Profiteure endlich am Pranger
Von der Öffentlichkeit der Bundesrepublik kaum bemerkt fand am vergangenen Wochenende an der Berliner Volksbühne ein Bankentribunal statt. Die dreitägige Veranstaltung, in der mit 900 Besuchern ausverkauften Volksbühne, war kein Prozess im juristischen Sinne, sondern ein symbolisches Verfahren, ähnlich dem “Russel-Tribunal” von 1966, als Forscher, Künstler und Bürgerrechtler auf Initiative des britischen Mathematikers und Philosophen Bertrand Russel die Kriegsverbrechen der USA im Vietnamkrieg untersuchten. In der Berliner Volksbühne beleuchteten einem Bericht von Frank Brunner in junge Welt vom 12.April zufolge Wissenschaftler, Politiker, Journalisten und Gewerkschaftler Ursachen, Hintergründe und Folgen der Finanzkrise sowie der milliardenteuren Rettungsmaßnahmen für die insolventen Geldinstitute. Es ging darum, das öffentliche Bewusstsein für die unglaublichen Vorgänge der letzten Jahre zu schärfen, sagte Jürgen Borchert, Richter am hessischen Landessozialgericht. Die angeklagten Politiker Gerhard Schröder, Peer Steinbrück und Angela Merkel, so die Beschuldigung des Tribunals, hätten öffentliche Interessen der Privatwirtschaft geopfert, während Banker wie Josef Ackermann und Hans Tiedmeyer bereits mit neuen Spekulationsgeschäften experimentierten. “Es kann nicht sein, dass Finanzjongleure Milliarden verspekulieren und Ackermann anschließend die Verluste der Branche fast erpresserisch gegenüber dem Staat eintreibt”, sagte Peter Grottian, Hochschullehrer für Politikwissenschaft an der Freien Universität Berlin. Und der Publizist Wolfgang Lieb, Betreiber des Internetblogs “Nachdenkseiten” erklärte in seiner Eröffnungsrede, man wolle die Veranstaltung nutzen, um “die Charaktermasken der Täter herunterzureißen”. In der Tat hat das Bankentribunal zur dringend notwendigen Entzauberung des angeblich so vorbildlichen Krisenmanagements von Merkel und Steinbrück beigetragen – ein bewusst verbreitetes Märchen, mit dem die CDU auch im Wahlkampf zur Landtagswahl in NRW den Wählern die finanzpolitische Kompetenz und kluge Regierungsarbeit der Bundeskanzlerin und ihrer Partei vorgaukeln wollen. Am Wochenende ist dagegen abermals deutlich geworden, wie dilettantisch die Politiker agiert haben und dass Kontrollmöglichkeiten nicht ausgeschöpft wurden. Zudem wurde auch die krisenverursachende Rolle der Deutschen Bank beleuchtet.

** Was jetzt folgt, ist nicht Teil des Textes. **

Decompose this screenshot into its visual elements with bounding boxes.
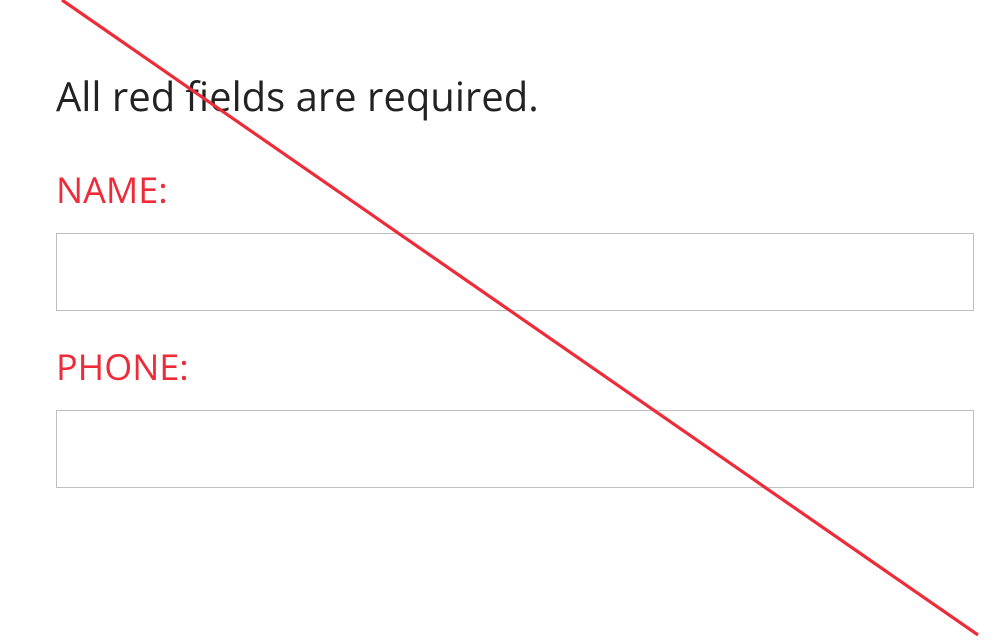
name-field-label: NAME: <box>56 168 945 211</box>
name-input[interactable] <box>56 233 974 311</box>
phone-input[interactable] <box>56 410 974 488</box>
form-container: All red fields are required. NAME: PHONE… <box>0 0 1001 641</box>
phone-field-label: PHONE: <box>56 345 945 388</box>
instruction-text: All red fields are required. <box>56 72 945 120</box>
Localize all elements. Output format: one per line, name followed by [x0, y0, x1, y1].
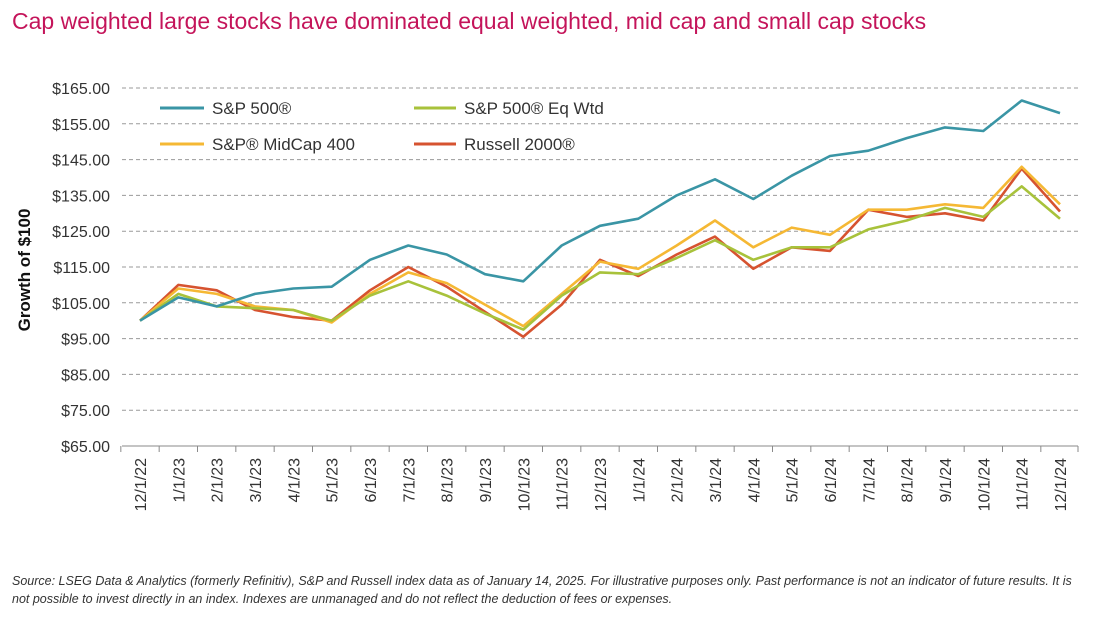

Während der Politologe Elmar Altvater sowohl die Größenordnung der Bankenrettung als auch ihre Intranparenz und Demokratieferne als in der Geschichte der Bundesrepublik ohne Beispiel kritisierte, warf der als Zeuge geladene Kolumnist der Financial Times Deutschland Lucas Zeise den Politikern vor allem die “auseinanderklaffende Einkommensverteilung” vor, die bereits von der Schröder-Regierung zu verantworten sei.

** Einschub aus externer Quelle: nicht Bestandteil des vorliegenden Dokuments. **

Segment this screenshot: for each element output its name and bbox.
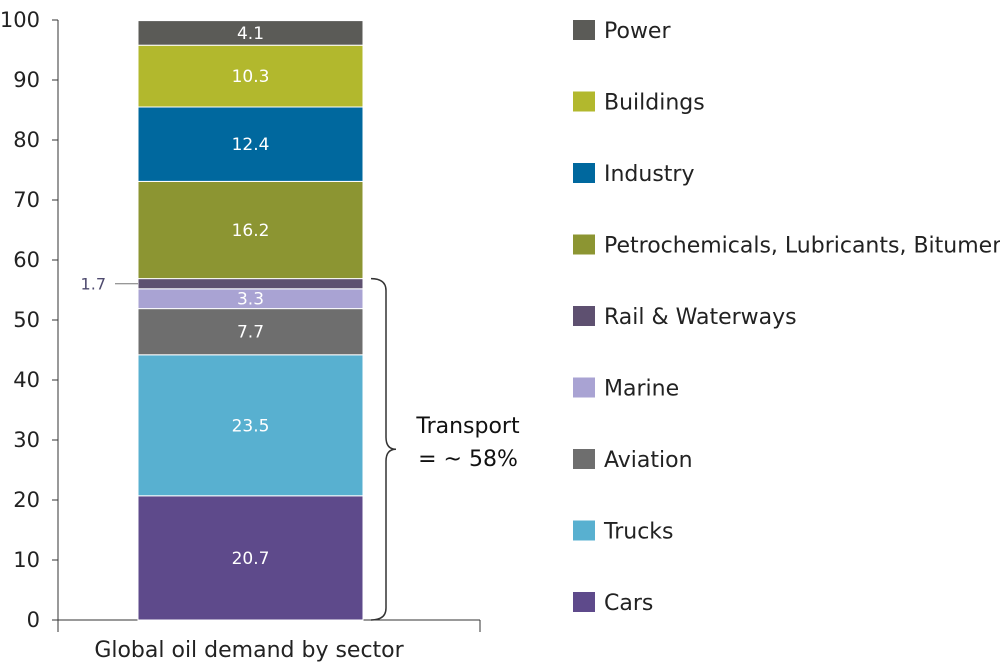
legend-label-cars: Cars bbox=[604, 591, 653, 616]
legend-item-power: Power bbox=[573, 19, 671, 44]
transport-bracket: Transport = ~ 58% bbox=[370, 277, 520, 621]
bar-segments bbox=[137, 20, 364, 621]
legend-swatch-trucks bbox=[573, 520, 595, 541]
legend-item-industry: Industry bbox=[573, 162, 695, 187]
data-label-power: 4.1 bbox=[237, 24, 264, 44]
legend-item-rail-waterways: Rail & Waterways bbox=[573, 305, 797, 330]
y-tick-label-80: 80 bbox=[13, 128, 40, 152]
legend: Power Buildings Industry Petrochemicals, Lu… bbox=[573, 19, 1000, 616]
legend-label-petrochemicals-lubricants-bitumen: Petrochemicals, Lubricants, Bitumen bbox=[604, 234, 1000, 259]
y-tick-label-90: 90 bbox=[13, 68, 40, 92]
legend-swatch-aviation bbox=[573, 449, 595, 469]
legend-item-aviation: Aviation bbox=[573, 448, 693, 473]
segment-labels: 20.7 23.5 7.7 3.3 1.7 16.2 12.4 10.3 4.1 bbox=[81, 24, 270, 569]
legend-swatch-petrochemicals-lubricants-bitumen bbox=[573, 234, 595, 255]
bar-segment-power bbox=[137, 20, 364, 46]
y-tick-label-40: 40 bbox=[13, 368, 40, 392]
bracket-shape bbox=[370, 277, 397, 621]
bar-segment-trucks bbox=[137, 354, 364, 497]
legend-label-buildings: Buildings bbox=[604, 91, 705, 116]
legend-swatch-cars bbox=[573, 592, 595, 612]
y-tick-label-0: 0 bbox=[27, 608, 40, 632]
y-tick-label-60: 60 bbox=[13, 248, 40, 272]
data-label-rail-waterways: 1.7 bbox=[81, 275, 106, 294]
legend-swatch-rail-waterways bbox=[573, 306, 595, 326]
bar-segment-industry bbox=[137, 106, 364, 182]
legend-label-trucks: Trucks bbox=[603, 520, 674, 545]
legend-item-buildings: Buildings bbox=[573, 91, 705, 116]
y-ticks: 0 10 20 30 40 50 60 70 80 90 100 bbox=[0, 8, 58, 632]
transport-annotation-line1: Transport bbox=[415, 414, 520, 439]
bar-segment-rail-waterways bbox=[137, 278, 364, 290]
y-tick-label-10: 10 bbox=[13, 548, 40, 572]
legend-swatch-marine bbox=[573, 377, 595, 398]
data-label-industry: 12.4 bbox=[232, 135, 270, 155]
y-tick-label-70: 70 bbox=[13, 188, 40, 212]
data-label-trucks: 23.5 bbox=[232, 416, 270, 436]
bar-segment-cars bbox=[137, 495, 364, 621]
y-tick-label-50: 50 bbox=[13, 308, 40, 332]
data-label-marine: 3.3 bbox=[237, 290, 264, 310]
legend-label-power: Power bbox=[604, 19, 671, 44]
y-tick-label-30: 30 bbox=[13, 428, 40, 452]
legend-label-industry: Industry bbox=[604, 162, 695, 187]
data-label-petrochemicals-lubricants-bitumen: 16.2 bbox=[232, 221, 270, 241]
legend-label-marine: Marine bbox=[604, 377, 679, 402]
y-tick-label-20: 20 bbox=[13, 488, 40, 512]
bar-segment-aviation bbox=[137, 308, 364, 356]
legend-item-cars: Cars bbox=[573, 591, 653, 616]
bar-segment-petrochemicals-lubricants-bitumen bbox=[137, 180, 364, 280]
legend-swatch-power bbox=[573, 20, 595, 40]
legend-swatch-industry bbox=[573, 163, 595, 183]
legend-item-marine: Marine bbox=[573, 377, 679, 402]
x-axis-label: Global oil demand by sector bbox=[94, 638, 404, 663]
data-label-buildings: 10.3 bbox=[232, 67, 270, 87]
legend-item-petrochemicals-lubricants-bitumen: Petrochemicals, Lubricants, Bitumen bbox=[573, 234, 1000, 259]
bar-segment-buildings bbox=[137, 44, 364, 108]
legend-label-rail-waterways: Rail & Waterways bbox=[604, 305, 797, 330]
y-tick-label-100: 100 bbox=[0, 8, 40, 32]
legend-item-trucks: Trucks bbox=[573, 520, 674, 545]
data-label-aviation: 7.7 bbox=[237, 323, 264, 343]
transport-annotation-line2: = ~ 58% bbox=[418, 447, 518, 472]
legend-label-aviation: Aviation bbox=[604, 448, 693, 473]
data-label-cars: 20.7 bbox=[232, 549, 270, 569]
legend-swatch-buildings bbox=[573, 91, 595, 112]
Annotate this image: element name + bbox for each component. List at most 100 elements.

“Die ‘Agenda 2010’ und die Einführung der kapitalgedeckten Rentenversicherung haben die Finanzwirtschaft ungeheuer anwachsen lassen”, so Zeise. Unter der großen Koalition wurde diese Strategie fortgesetzt. “Die Etablierung neuer Finanzprodukte ist Teil der Koalitionspolitik”, erklärte Finanzminister Peer Steinbrück 2006. Die fatalen Folgen dieser “Politik” wurden bereits ein Jahr später sichtbar. Zum “vorbildlichen Krisenmanagement” der Merkel-Regierung gehört auch, dass jene Firmen Bankenrettungsgesetze erarbeiten, die von den Vorschriften selbst betroffen sind, bemängelte Heidi Klein von der Organisation Lobbycontrol mit Blick auf das so genannte Finanzmarktstabilisierungsgesetz. Der Text war 2009 maßgeblich von der Anwaltskanzlei Freshfields Bruckhaus Deringer entworfen worden, einer Firma, die auch Geldinstitute berät. Ein weiterer Beweis für den besorgniserregenden Einfluss vieler Hundert Lobbyisten auf Regierungsentscheidungen in unserem Land, eine unheilvolle Praxis, die ihren bisherigen Höhepunkt bei der EG in Brüssel erreicht.
Das Gericht stellte fest, dass es für die Finanzkrise klare Verantwortliche gibt. Dazu gehören Schröder und Merkel, die durch ihre Arbeitsmarkt-, Sozial- und Finanzpolitik dazu beigetragen haben, dass hochriskante Spekulationsgeschäfte möglich wurden.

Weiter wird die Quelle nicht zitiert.